In a time of apparent disorder and instability, questions abound as to where power is located. Who is in control? Who makes decisions on the big issues that affect people’s lives?
And so the concept of sovereignty, widely presumed to have been exhausted by globalisation, is now again central to discussions about our present and future. Analysing how sovereignty is exercised today, amid political, social, and economic fragmentation, can provide valuable insights into the new possibilities these transformations entail.
Questioning the assumption that we are now in an interregnum, a temporary period between stable orders, Alameda’s ‘After Order’ research project considers the possibility that we have entered a time of more frequent crisis – a time after stable orders.
Through dialogue, and critical engagement, this collaborative research initiative explores the dispersion of claims to sovereignty, the disputes these claims have produced, and the implications for efforts to build new pathways – alamedas – to a better society.
Alameda brings together a diverse community, public intellectuals, practitioners and activists across five continents. Through this collective, we aim to shape and disseminate critical debates on sovereignty, addressing the most pressing challenges of our time. Through research and media, partnering with social organisations, After Order connects local knowledge and organising to internationalist endeavours.

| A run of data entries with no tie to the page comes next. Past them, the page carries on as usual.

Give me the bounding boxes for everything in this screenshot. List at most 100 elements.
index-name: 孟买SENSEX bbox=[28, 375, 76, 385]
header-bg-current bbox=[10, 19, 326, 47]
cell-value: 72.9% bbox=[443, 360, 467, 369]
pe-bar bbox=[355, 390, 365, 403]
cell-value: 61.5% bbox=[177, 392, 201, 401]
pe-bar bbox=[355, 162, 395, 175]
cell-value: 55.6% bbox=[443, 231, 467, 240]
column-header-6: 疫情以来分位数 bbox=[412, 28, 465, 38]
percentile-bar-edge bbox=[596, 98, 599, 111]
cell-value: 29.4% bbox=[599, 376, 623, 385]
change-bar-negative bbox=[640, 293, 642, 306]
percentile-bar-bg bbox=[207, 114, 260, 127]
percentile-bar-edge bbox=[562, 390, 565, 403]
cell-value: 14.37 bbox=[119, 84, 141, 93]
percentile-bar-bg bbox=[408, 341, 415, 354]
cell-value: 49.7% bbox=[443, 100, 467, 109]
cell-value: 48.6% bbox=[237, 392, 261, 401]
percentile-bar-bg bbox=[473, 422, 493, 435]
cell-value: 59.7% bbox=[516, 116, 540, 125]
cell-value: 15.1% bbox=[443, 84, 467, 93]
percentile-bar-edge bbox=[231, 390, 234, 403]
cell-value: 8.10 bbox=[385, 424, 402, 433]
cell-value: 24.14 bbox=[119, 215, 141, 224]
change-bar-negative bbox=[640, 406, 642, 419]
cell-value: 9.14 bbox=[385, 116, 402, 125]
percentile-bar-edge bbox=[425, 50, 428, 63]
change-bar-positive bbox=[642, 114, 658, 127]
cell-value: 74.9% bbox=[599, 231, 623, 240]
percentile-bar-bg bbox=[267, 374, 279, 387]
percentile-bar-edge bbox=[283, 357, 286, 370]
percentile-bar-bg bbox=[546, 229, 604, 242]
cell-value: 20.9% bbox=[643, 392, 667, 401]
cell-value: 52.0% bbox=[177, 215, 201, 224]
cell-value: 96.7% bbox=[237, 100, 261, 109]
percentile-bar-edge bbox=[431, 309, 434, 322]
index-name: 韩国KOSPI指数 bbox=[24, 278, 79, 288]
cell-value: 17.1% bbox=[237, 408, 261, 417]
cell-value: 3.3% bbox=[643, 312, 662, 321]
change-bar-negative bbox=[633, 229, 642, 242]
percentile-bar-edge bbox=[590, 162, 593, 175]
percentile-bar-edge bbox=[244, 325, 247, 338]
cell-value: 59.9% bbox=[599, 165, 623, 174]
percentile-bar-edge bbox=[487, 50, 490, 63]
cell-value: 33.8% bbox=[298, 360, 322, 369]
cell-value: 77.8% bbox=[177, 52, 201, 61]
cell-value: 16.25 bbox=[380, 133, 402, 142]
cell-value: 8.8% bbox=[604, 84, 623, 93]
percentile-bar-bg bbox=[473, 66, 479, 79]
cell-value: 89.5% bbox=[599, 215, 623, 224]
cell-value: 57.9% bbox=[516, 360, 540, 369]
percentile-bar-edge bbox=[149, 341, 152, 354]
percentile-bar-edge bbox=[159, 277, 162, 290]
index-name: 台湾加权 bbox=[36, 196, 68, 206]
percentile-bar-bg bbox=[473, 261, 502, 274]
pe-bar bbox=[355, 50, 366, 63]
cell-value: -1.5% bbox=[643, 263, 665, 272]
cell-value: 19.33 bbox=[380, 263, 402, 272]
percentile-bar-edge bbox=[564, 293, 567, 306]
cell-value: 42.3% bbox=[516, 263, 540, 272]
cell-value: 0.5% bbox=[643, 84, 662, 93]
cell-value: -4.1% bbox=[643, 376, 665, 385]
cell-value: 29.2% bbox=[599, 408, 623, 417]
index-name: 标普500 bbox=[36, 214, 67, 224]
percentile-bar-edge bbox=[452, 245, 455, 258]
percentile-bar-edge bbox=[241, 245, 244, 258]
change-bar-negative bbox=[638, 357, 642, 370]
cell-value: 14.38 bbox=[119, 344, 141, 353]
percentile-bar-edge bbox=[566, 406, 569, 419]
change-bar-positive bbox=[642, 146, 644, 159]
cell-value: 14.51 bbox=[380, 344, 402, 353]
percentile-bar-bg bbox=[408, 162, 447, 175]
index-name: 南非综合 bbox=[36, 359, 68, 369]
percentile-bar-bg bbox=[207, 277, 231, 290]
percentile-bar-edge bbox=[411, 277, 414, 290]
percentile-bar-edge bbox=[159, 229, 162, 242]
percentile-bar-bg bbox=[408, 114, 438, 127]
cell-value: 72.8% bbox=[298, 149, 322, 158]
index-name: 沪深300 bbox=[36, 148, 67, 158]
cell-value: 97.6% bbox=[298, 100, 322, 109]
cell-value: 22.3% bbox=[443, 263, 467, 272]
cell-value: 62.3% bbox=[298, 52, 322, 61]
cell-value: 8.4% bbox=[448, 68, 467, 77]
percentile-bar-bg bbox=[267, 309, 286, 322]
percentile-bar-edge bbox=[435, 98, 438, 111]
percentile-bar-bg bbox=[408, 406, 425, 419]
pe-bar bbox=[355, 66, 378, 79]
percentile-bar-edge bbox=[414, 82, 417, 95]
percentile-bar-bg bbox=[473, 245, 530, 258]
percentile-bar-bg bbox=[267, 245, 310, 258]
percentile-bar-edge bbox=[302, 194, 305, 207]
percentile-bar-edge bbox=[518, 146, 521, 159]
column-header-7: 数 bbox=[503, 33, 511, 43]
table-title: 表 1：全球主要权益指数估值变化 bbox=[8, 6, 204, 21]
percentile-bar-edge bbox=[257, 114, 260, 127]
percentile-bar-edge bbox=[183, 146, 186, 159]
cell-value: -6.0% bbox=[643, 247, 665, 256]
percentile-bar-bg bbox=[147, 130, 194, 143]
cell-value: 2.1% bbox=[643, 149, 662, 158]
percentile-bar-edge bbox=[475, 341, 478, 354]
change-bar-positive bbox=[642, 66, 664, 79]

“As the neoliberal order has frayed, so too have the institutions that once anchored political authority. Sovereign powers are now exercised by states, corporations, armed groups, and other actors — forcing us to rethink what sovereignty means, and who it is really for.”
– Anna Raposo de Mello, After Order Project Coordinator
After Order is organised around five interconnected research streams. Together, these research streams explore how sovereignty is being transformed:
Explores how changes in political economy affect the exercise of sovereignty, and considers alternatives to neoliberalism that enable more just transitions.
Addresses the rise of big tech firms, how they reshape authority, and how their growing power is contested, including by movements seeking popular control over digital infrastructure, data, and governance.
Examines the rise of an authoritarian politics of disorder and its relation to the distribution of sovereign powers to illicit traffickers and other criminal organisations, parastate militias and mercenary groups.
Engages with social movements, particularly in Brazil, to understand and learn from their autonomous efforts to achieve food, energy, and water sovereignty.
Focuses on states and communities whose sovereignty is constrained, denied, or undermined by trade, finance, and war, as well as systems of colonial and racial domination.